Experimental Investigation of the Transformation of Oil Shale with Fracturing Fluids under Microwave Heating in the Presence of Nanoparticles

Abstract

Traditional methods of exploiting oil shale such as mining or in situ electric heating cause environmental pollution, and they have huge energy losses and high costs. These problems can be solved by combining microwave heating with hydraulic fracturing for the in situ exploitation of oil shale. In this study, an experimental microwave apparatus was manufactured for laboratory experiments. Different weight proportions of iron oxide nanoparticles (0.1, 0.5, and 1 wt %), microwave output power (600, 800, and 1000 W), and ultimate reaction temperatures (550, 750, and 950 °C) were taken into account in the design of an orthogonal experiment.
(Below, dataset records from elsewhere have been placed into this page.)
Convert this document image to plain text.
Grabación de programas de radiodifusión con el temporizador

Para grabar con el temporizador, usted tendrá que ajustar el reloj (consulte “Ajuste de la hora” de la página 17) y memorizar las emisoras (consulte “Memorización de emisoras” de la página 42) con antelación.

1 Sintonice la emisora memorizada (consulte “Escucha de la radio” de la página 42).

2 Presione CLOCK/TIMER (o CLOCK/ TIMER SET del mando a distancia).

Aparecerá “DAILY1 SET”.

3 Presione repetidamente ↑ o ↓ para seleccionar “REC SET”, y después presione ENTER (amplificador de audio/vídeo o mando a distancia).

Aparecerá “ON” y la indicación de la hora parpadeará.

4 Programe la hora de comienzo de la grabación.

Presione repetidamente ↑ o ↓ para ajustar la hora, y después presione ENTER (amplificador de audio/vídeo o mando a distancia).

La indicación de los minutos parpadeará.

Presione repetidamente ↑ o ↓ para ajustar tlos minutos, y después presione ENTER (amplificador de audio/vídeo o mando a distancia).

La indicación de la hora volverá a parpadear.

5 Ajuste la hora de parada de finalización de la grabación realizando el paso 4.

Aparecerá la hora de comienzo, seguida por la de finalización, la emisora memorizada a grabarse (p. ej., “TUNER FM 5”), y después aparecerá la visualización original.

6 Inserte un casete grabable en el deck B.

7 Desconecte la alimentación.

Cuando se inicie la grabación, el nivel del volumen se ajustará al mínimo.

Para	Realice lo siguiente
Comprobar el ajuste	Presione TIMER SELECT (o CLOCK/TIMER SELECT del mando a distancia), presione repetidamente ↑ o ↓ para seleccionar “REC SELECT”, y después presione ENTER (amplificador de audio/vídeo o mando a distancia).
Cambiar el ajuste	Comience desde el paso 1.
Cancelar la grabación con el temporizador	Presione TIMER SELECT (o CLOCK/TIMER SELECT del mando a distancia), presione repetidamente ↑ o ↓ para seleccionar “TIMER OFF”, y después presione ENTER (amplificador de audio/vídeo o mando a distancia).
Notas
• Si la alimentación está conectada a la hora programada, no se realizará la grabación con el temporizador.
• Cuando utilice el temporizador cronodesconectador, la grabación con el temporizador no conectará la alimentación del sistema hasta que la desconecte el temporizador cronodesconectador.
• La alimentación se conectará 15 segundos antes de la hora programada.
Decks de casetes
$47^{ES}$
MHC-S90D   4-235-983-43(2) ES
Temperature distributions were influenced by microwave power, as well as by the concentration of iron oxide nanoparticles. The iron oxide nanoparticles facilitated a noticeable rise in the temperature of the oil shale in a short time. The experimental results confirmed the advantages of microwave heating, compared to conventional heating, in terms of temperature increases and improved yields of higher quality oil. Specifically, the oil collected under microwave irradiation contained more saturation and aromatics, and less sulfur and nitrogen, than that obtained by conventional heating. The highest oil yield and the best oil quality were obtained with the parameters of output power of 800 W, ultimate reaction temperature of 950 °C, and iron oxide nanoparticles at 0.1 wt %. Our findings contribute to the application of microwave technology to unconventional resources, and field tests at small scale should be supported.